Feeding the young growing horse is a balancing act and managing growth to produce a sound athlete while preventing developmental problems, such as skeletal disease is a vital goal in horse production. Energy consumption and the availability of adequate nutrients can influence the growth rates of foals, and meeting nutrient requirements while maintaining optimum body condition throughout the different stages of development is important to optimizing growth. The required nutrients change as the animal grows and the growth rate changes. The transition from foal to weanling can cause problems and some foals may experience a ‘check’ at weaning and maintain or even decrease in weight at this time. The key to minimizing the variability in the animals is to provide an optimal quantity of nutrients for each phase of the growth cycle. This requires that each animal be individually fed a concentrate balanced to be fed with the selected forage.

NRM and McMillan have a range of high-quality breeding feed designed to meet requirements at each stage of growth, including breeding concentrate NRM Progress, which also contains an ingredient called buffered mineral complex (BMC) that has been shown to improve bone density in young horses.
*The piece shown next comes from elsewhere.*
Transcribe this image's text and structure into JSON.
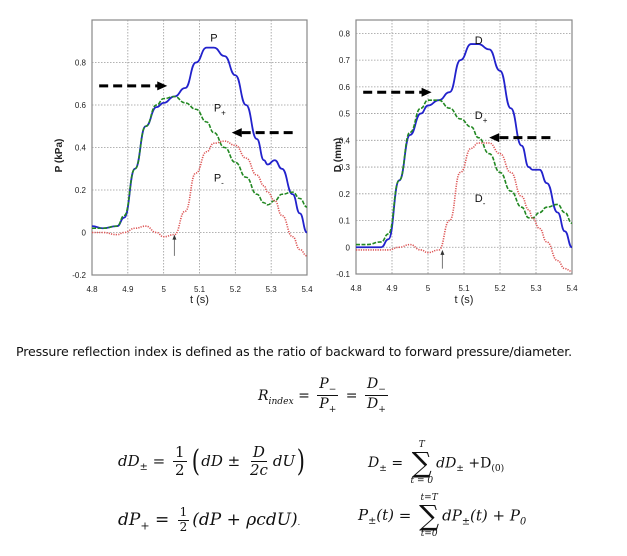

NRM Evolve is a complete breeding feed also ideal for providing optimum nutrition for growth and McMillan Rapid Gain is a highly palatable textured feed that is ideal for growing horses requiring additional protein.

High-quality commercial feeds will be balanced for trace minerals and vitamins, therefore removing any guesswork required by the owner to ensure the correct ratio is being provided. NRM and McMillan equine feeds have all been formulated by Kentucky Equine Research to provide the correct amount of all essential nutrients for any type of horse in a balanced way when fed at the correct levels and combined with New Zealand forages.

For assistance with feeding plans to provide a balanced diet that meets all nutrient requirements, consult with an experienced equine nutritionist.